2. Context parallelism (CP), which facilitates managing and processing extremely long contexts, such as the 1M/10M token capabilities introduced with Llama 4. Long-context inference presents unique challenges:
- Compute: Dense attention FLOPs scale quadratically with context length, leading to attention-compute dominating.
- Memory: The KV cache grows linearly with context.
- Communication: Communication latency increases when parallelizing across multiple hosts.
We have implemented two variants of context parallelism in the attention module, often referred to as “ring attention”:
- Pass-KV: In this approach, input tokens are split across multiple CP ranks. Each rank calculates its portion of query, key, and value tensors. Then, key and value tensors are exchanged between ranks to enable attention interactions across the full context.
- Pass-Q: Similar to Pass-KV, but query tensors are exchanged between ranks.
Our context parallelism optimizations, combined with a fast-attention kernel, have enabled remarkable performance for long-context capabilities. We achieved less than one minute for one million tokens on a single H100 host and less than one minute for 10 million tokens using distributed inference across multiple H100 hosts (e.g., 32 H100 hosts). With Llama 3 405B, we demonstrated near-linear scaling, achieving 128K token prefill in 3.8 seconds with CP over 16 nodes, and 1M-token prefill in 77 seconds.
3. Expert parallelism (EP), which helps with scaling mixture-of-experts (MoE) models, where a large number of “experts” (neural network modules) make it impossible to fit the entire model onto a single host. In EP-based inference, we utilize a two-shot, all-to-all communication pattern to exchange tokens between data parallelism and expert parallelism ranks based on routing.

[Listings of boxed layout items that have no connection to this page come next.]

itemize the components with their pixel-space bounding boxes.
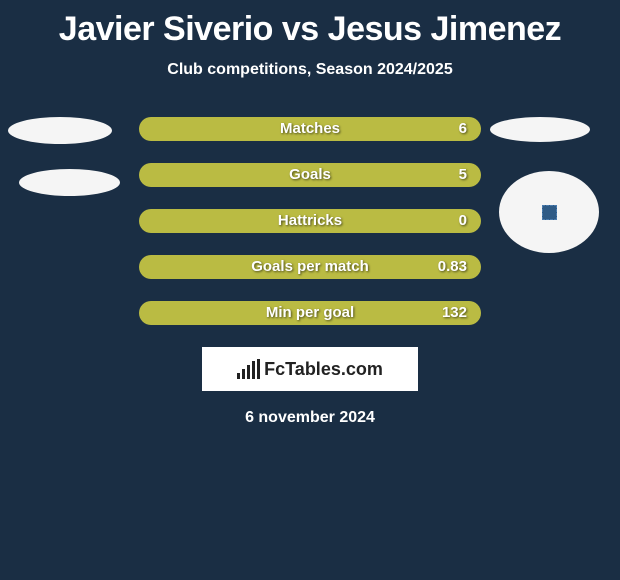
decor-inner-square (542, 205, 557, 220)
stat-row: Goals per match 0.83 (0, 255, 620, 279)
stat-value: 5 (459, 163, 467, 187)
stat-value: 132 (442, 301, 467, 325)
page-subtitle: Club competitions, Season 2024/2025 (0, 61, 620, 79)
stat-value: 0 (459, 209, 467, 233)
stat-label: Matches (280, 117, 340, 141)
stat-bar-min-per-goal: Min per goal 132 (139, 301, 481, 325)
stat-bar-hattricks: Hattricks 0 (139, 209, 481, 233)
stat-label: Goals (289, 163, 331, 187)
stat-label: Hattricks (278, 209, 342, 233)
logo-text: FcTables.com (264, 359, 383, 380)
decor-ellipse-right-1 (490, 117, 590, 142)
stat-value: 0.83 (438, 255, 467, 279)
logo-bars-icon (237, 359, 260, 379)
stat-label: Goals per match (251, 255, 369, 279)
logo-content: FcTables.com (237, 359, 383, 380)
stat-bar-goals: Goals 5 (139, 163, 481, 187)
comparison-chart: Matches 6 Goals 5 Hattricks 0 Goals per … (0, 117, 620, 325)
decor-ellipse-left-2 (19, 169, 120, 196)
stat-bar-goals-per-match: Goals per match 0.83 (139, 255, 481, 279)
stat-value: 6 (459, 117, 467, 141)
generation-date: 6 november 2024 (0, 409, 620, 427)
stat-row: Min per goal 132 (0, 301, 620, 325)
decor-circle-right (499, 171, 599, 253)
stat-bar-matches: Matches 6 (139, 117, 481, 141)
stat-label: Min per goal (266, 301, 354, 325)
page-title: Javier Siverio vs Jesus Jimenez (0, 0, 620, 49)
decor-ellipse-left-1 (8, 117, 112, 144)
fctables-logo[interactable]: FcTables.com (202, 347, 418, 391)
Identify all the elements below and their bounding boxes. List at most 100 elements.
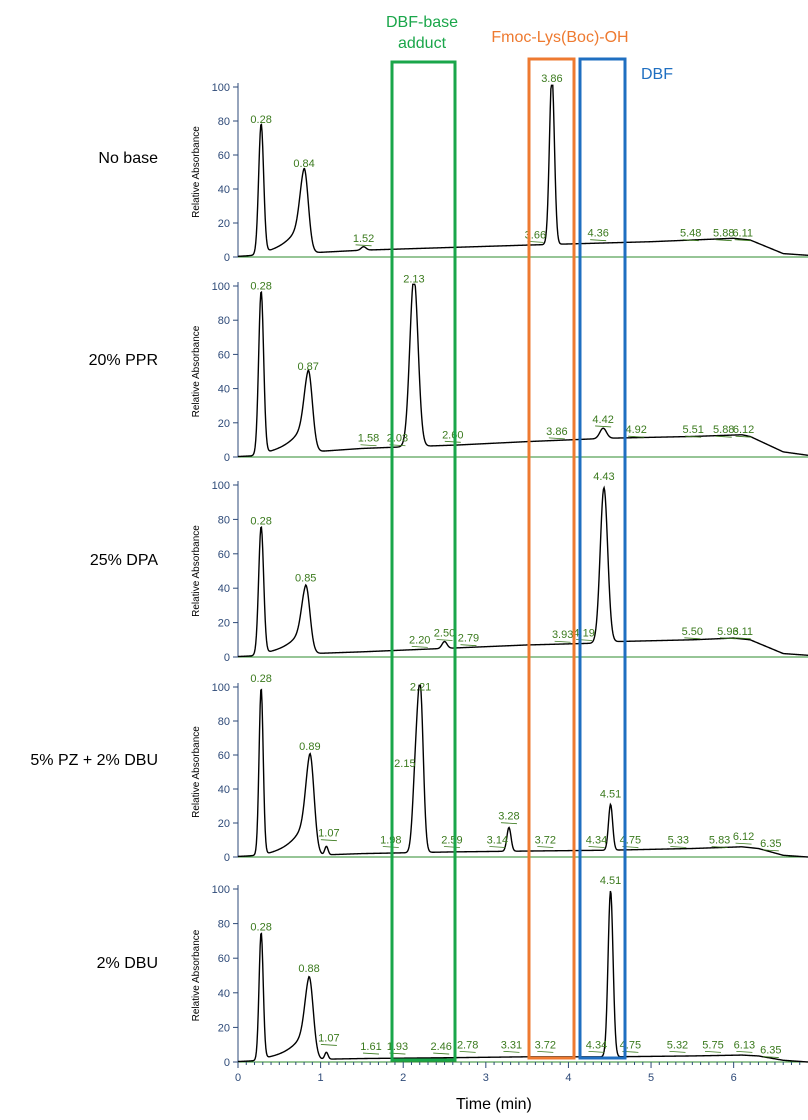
y-tick-label: 100 xyxy=(212,480,230,492)
peak-label: 0.28 xyxy=(250,673,271,685)
y-tick-label: 20 xyxy=(218,818,230,830)
peak-label: 4.42 xyxy=(592,414,613,426)
peak-label-marker xyxy=(682,239,699,242)
peak-label-marker xyxy=(554,640,571,643)
peak-label-marker xyxy=(762,849,779,852)
peak-label-marker xyxy=(444,440,461,443)
peak-label: 1.58 xyxy=(358,433,379,445)
peak-label: 6.35 xyxy=(760,838,781,850)
peak-label-marker xyxy=(736,1050,753,1053)
peak-label: 4.43 xyxy=(593,471,614,483)
chromatogram-trace xyxy=(237,84,808,257)
peak-label: 2.60 xyxy=(442,429,463,441)
peak-label: 6.12 xyxy=(733,831,754,843)
y-axis-label: Relative Absorbance xyxy=(191,126,202,218)
peak-label: 0.28 xyxy=(250,516,271,528)
peak-label: 0.28 xyxy=(250,114,271,126)
y-axis-label: Relative Absorbance xyxy=(191,325,202,417)
y-tick-label: 0 xyxy=(224,1057,230,1069)
highlight-box-fmoc-lys-boc-oh xyxy=(527,57,576,1060)
peak-label-marker xyxy=(320,1044,337,1046)
x-axis-title: Time (min) xyxy=(456,1096,532,1113)
peak-label: 2.21 xyxy=(410,682,431,694)
y-tick-label: 100 xyxy=(212,682,230,694)
chromatogram-panel-1: 0 20 40 60 80 100 Relative Absorbance 0.28 0.84 1… xyxy=(191,73,808,264)
peak-label-marker xyxy=(588,1050,605,1053)
peak-label-marker xyxy=(436,639,453,641)
peak-label: 0.28 xyxy=(250,922,271,934)
peak-label: 3.28 xyxy=(498,811,519,823)
label-dbf-base-line2: adduct xyxy=(397,35,447,52)
y-tick-label: 60 xyxy=(218,549,230,561)
y-tick-label: 80 xyxy=(218,919,230,931)
y-tick-label: 40 xyxy=(218,583,230,595)
peak-label: 4.34 xyxy=(586,835,607,847)
peak-label: 5.88 xyxy=(713,228,734,240)
peak-label-marker xyxy=(355,244,372,247)
label-dbf: DBF xyxy=(632,64,682,85)
y-tick-label: 20 xyxy=(218,418,230,430)
x-tick-label: 2 xyxy=(400,1072,406,1084)
peak-label-marker xyxy=(588,846,605,848)
peak-label-marker xyxy=(459,1050,476,1053)
highlight-box-dbf xyxy=(578,57,627,1060)
peak-label-marker xyxy=(443,846,460,848)
peak-label-marker xyxy=(669,1050,686,1053)
peak-label-marker xyxy=(628,435,645,438)
y-tick-label: 100 xyxy=(212,82,230,94)
y-axis-label: Relative Absorbance xyxy=(191,726,202,818)
y-tick-label: 100 xyxy=(212,281,230,293)
y-tick-label: 0 xyxy=(224,452,230,464)
peak-label: 5.48 xyxy=(680,228,701,240)
peak-label-marker xyxy=(735,842,752,845)
row-label-pz-dbu: 5% PZ + 2% DBU xyxy=(30,752,158,769)
peak-label: 5.51 xyxy=(682,424,703,436)
peak-label: 1.93 xyxy=(387,1041,408,1053)
peak-label: 1.07 xyxy=(318,828,339,840)
y-tick-label: 80 xyxy=(218,514,230,526)
x-tick-label: 1 xyxy=(318,1072,324,1084)
y-tick-label: 20 xyxy=(218,618,230,630)
peak-label: 4.34 xyxy=(586,1039,607,1051)
x-tick-label: 4 xyxy=(565,1072,571,1084)
peak-label-marker xyxy=(489,846,506,848)
chromatogram-trace xyxy=(237,485,808,658)
peak-label: 0.87 xyxy=(298,361,319,373)
peak-label-marker xyxy=(734,637,751,640)
chromatogram-trace xyxy=(237,684,808,858)
peak-label: 4.19 xyxy=(573,628,594,640)
peak-label-marker xyxy=(433,1052,450,1055)
peak-label-marker xyxy=(715,435,732,438)
y-axis-label: Relative Absorbance xyxy=(191,929,202,1021)
y-tick-label: 40 xyxy=(218,784,230,796)
peak-label: 3.14 xyxy=(487,835,508,847)
peak-label: 0.28 xyxy=(250,281,271,293)
y-axis-label: Relative Absorbance xyxy=(191,525,202,617)
peak-label: 3.31 xyxy=(501,1039,522,1051)
label-fmoc-line1: Fmoc-Lys(Boc)-OH xyxy=(491,29,629,46)
peak-label: 2.13 xyxy=(403,274,424,286)
peak-label-marker xyxy=(734,239,751,242)
row-label-20-ppr: 20% PPR xyxy=(88,352,158,369)
peak-label: 2.50 xyxy=(434,628,455,640)
peak-label: 4.51 xyxy=(600,875,621,887)
peak-label: 3.86 xyxy=(546,426,567,438)
y-tick-label: 80 xyxy=(218,116,230,128)
peak-label-marker xyxy=(735,435,752,438)
row-label-no-base: No base xyxy=(98,150,158,167)
peak-label-marker xyxy=(411,646,428,648)
peak-label-marker xyxy=(500,822,517,825)
x-tick-label: 3 xyxy=(483,1072,489,1084)
peak-label: 6.35 xyxy=(760,1045,781,1057)
peak-label-marker xyxy=(762,1056,779,1058)
x-tick-label: 0 xyxy=(235,1072,241,1084)
y-tick-label: 60 xyxy=(218,349,230,361)
peak-label: 1.52 xyxy=(353,233,374,245)
chromatogram-panel-2: 0 20 40 60 80 100 Relative Absorbance 0.28 0.87 1… xyxy=(191,274,808,464)
label-dbf-line1: DBF xyxy=(641,66,673,83)
peak-label: 3.86 xyxy=(541,73,562,85)
peak-label-marker xyxy=(670,846,687,848)
peak-label-marker xyxy=(460,644,477,647)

The all-to-all communication can contribute 10-30% to end-to-end latency, especially for decode messages (100KB to 2MB). To optimize this, we are exploring solutions including:
- Dynamic all-to-all: Sending sub-chunks of data to remote neighbors.
- Persistent all-to-all: Addressing slowdowns primarily caused by memory-handle exchange, network-load balancing, and CPU overhead.
Looking Ahead: Disaggregated Inference and Future Challenges
To further optimize LLM inference, we are moving towards N-D parallelism (CP, PP, EP, TP across nodes, with separate DP) and disaggregating prefill and decoding tiers. This allows for better resource balancing and the potential to use heterogeneous hardware, where compute-heavy hardware is used for prefill and memory bandwidth-heavy hardware for decoding. This multi-dimensional parallelism can help unblock the serving and evaluation of colossal models.
Future challenges in this space include:
- Cloud fabric design: Optimizing the underlying cloud infrastructure for LLM workloads.
- Communication going to kernel (fused kernel): Integrating communication operations directly into computational kernels for greater efficiency.
- Device-initiated kernel: Enabling devices to initiate operations directly, reducing CPU overhead.
These advancements in parallelization and system-level improvements have helped enable the next generation of AI applications and push the boundaries of what LLMs can achieve. We are committed to continuous innovation to ensure efficient and scalable LLM inference for millions of users worldwide.